41 The leading priests, the teachers of religious law, and the elders also mocked Jesus. 42 “He saved others,” they scoffed, “but he can’t save himself! So he is the King of Israel, is he? Let him come down from the cross right now, and we will believe in him! 43 He trusted God, so let God rescue him now if he wants him! For he said, ‘I am the Son of God.’” 44 Even the revolutionaries who were crucified with him ridiculed him in the same way.
The Death of Jesus
45 At noon, darkness fell across the whole land until three o’clock. 46 At about three o’clock, Jesus called out with a loud voice, “Eli, Eli, lema sabachthani?” which means “My God, my God, why have you abandoned me?”
47 Some of the bystanders misunderstood and thought he was calling for the prophet Elijah. 48 One of them ran and filled a sponge with sour wine, holding it up to him on a reed stick so he could drink. 49 But the rest said, “Wait! Let’s see whether Elijah comes to save him.”

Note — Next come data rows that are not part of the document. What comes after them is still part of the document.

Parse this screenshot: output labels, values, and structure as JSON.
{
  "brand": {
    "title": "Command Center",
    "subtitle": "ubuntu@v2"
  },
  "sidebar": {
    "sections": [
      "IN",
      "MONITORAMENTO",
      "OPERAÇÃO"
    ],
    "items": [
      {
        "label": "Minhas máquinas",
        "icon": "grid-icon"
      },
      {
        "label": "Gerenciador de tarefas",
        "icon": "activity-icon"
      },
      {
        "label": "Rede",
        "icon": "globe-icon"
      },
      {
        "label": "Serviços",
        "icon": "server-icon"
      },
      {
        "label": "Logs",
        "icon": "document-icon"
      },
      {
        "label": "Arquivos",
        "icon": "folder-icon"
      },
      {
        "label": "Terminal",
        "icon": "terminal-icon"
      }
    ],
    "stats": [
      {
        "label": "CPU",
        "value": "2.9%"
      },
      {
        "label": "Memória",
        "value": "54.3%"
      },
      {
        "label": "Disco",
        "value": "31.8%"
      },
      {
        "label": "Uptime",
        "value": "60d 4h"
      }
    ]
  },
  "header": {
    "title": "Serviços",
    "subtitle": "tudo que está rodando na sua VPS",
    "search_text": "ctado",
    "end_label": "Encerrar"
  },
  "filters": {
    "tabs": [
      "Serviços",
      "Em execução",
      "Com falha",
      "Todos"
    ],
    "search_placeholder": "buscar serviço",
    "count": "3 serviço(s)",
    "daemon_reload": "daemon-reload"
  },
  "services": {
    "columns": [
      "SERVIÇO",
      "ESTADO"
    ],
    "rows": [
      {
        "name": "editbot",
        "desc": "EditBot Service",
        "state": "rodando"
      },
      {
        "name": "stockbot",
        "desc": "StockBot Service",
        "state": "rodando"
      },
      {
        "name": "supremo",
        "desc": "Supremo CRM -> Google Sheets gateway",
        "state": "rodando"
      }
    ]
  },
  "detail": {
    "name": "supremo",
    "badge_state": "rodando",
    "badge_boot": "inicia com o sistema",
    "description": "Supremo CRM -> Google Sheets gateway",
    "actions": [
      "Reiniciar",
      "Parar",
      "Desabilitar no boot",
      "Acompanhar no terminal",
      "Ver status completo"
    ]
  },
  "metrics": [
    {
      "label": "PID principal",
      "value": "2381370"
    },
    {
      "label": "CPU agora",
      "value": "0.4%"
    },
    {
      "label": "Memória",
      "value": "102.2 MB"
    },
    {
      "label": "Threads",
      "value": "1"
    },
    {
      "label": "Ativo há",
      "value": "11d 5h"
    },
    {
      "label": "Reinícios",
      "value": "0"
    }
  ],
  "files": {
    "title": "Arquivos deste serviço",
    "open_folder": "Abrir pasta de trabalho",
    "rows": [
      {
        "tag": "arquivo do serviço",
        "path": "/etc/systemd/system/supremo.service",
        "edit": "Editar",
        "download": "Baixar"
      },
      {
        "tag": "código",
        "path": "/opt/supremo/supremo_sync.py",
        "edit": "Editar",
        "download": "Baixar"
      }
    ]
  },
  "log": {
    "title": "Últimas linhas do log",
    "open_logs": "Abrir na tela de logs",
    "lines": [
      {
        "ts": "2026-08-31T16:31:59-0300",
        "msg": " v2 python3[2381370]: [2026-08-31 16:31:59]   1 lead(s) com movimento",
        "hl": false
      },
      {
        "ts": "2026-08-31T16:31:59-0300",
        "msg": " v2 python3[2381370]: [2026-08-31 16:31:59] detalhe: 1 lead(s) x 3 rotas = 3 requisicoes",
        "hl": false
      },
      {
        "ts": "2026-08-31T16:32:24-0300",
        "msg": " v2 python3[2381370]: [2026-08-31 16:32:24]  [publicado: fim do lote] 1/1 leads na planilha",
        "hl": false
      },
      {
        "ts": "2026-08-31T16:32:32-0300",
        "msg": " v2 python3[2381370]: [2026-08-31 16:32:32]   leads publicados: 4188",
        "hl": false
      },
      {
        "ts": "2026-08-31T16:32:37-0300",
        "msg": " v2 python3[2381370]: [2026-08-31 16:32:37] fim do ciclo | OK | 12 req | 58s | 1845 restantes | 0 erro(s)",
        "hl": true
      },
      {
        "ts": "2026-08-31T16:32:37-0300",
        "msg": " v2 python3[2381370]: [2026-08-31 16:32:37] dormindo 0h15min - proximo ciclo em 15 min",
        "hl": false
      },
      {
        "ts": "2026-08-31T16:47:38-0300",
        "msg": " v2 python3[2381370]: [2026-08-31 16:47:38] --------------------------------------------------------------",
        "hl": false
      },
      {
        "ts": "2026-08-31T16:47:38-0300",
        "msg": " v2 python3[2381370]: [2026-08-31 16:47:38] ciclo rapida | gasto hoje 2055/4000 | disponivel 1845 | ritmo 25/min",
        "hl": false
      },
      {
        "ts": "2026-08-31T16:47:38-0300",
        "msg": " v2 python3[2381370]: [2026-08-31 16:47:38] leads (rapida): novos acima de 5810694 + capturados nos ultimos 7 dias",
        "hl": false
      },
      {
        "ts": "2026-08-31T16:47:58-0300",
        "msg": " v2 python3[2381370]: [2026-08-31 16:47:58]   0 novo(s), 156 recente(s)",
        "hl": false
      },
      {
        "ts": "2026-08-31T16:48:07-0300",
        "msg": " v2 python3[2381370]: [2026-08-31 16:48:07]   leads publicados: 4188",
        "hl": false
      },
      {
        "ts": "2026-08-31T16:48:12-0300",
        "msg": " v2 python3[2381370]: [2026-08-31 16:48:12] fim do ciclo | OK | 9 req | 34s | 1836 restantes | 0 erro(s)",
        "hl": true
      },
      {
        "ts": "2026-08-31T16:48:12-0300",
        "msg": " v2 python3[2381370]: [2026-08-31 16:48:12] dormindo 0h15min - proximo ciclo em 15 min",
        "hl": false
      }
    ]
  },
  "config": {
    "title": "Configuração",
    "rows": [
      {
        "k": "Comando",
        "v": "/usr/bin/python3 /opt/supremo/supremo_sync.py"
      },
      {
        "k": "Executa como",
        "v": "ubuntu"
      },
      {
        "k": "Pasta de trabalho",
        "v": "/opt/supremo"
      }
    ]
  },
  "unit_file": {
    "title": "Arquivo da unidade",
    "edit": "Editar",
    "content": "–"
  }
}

50 Then Jesus shouted out again, and he released his spirit. 51 At that moment the curtain in the sanctuary of the Temple was torn in two, from top to bottom. The earth shook, rocks split apart, 52 and tombs opened. The bodies of many godly men and women who had died were raised from the dead. 53 They left the cemetery after Jesus’ resurrection, went into the holy city of Jerusalem, and appeared to many people.
54 The Roman officer [centurion] and the other soldiers at the crucifixion were terrified by the earthquake and all that had happened. They said, “This man truly was the Son of God!”
Prayer: Lord, with unwavering gratitude, we thank you for paying the penalty for our sin. Although we cannot make sense of the perfect love you have displayed for sinners by dying in our place, we know you are the sinless Son of God. Thank you for offering us salvation by exchanging your Righteous Life for our unrighteous ones. Now, Holy Spirit, help us live as reborn sons and daughters of the Father who walk in your glorious ways. Give us strength as we share in your sufferings. In Jesus’ name. Amen.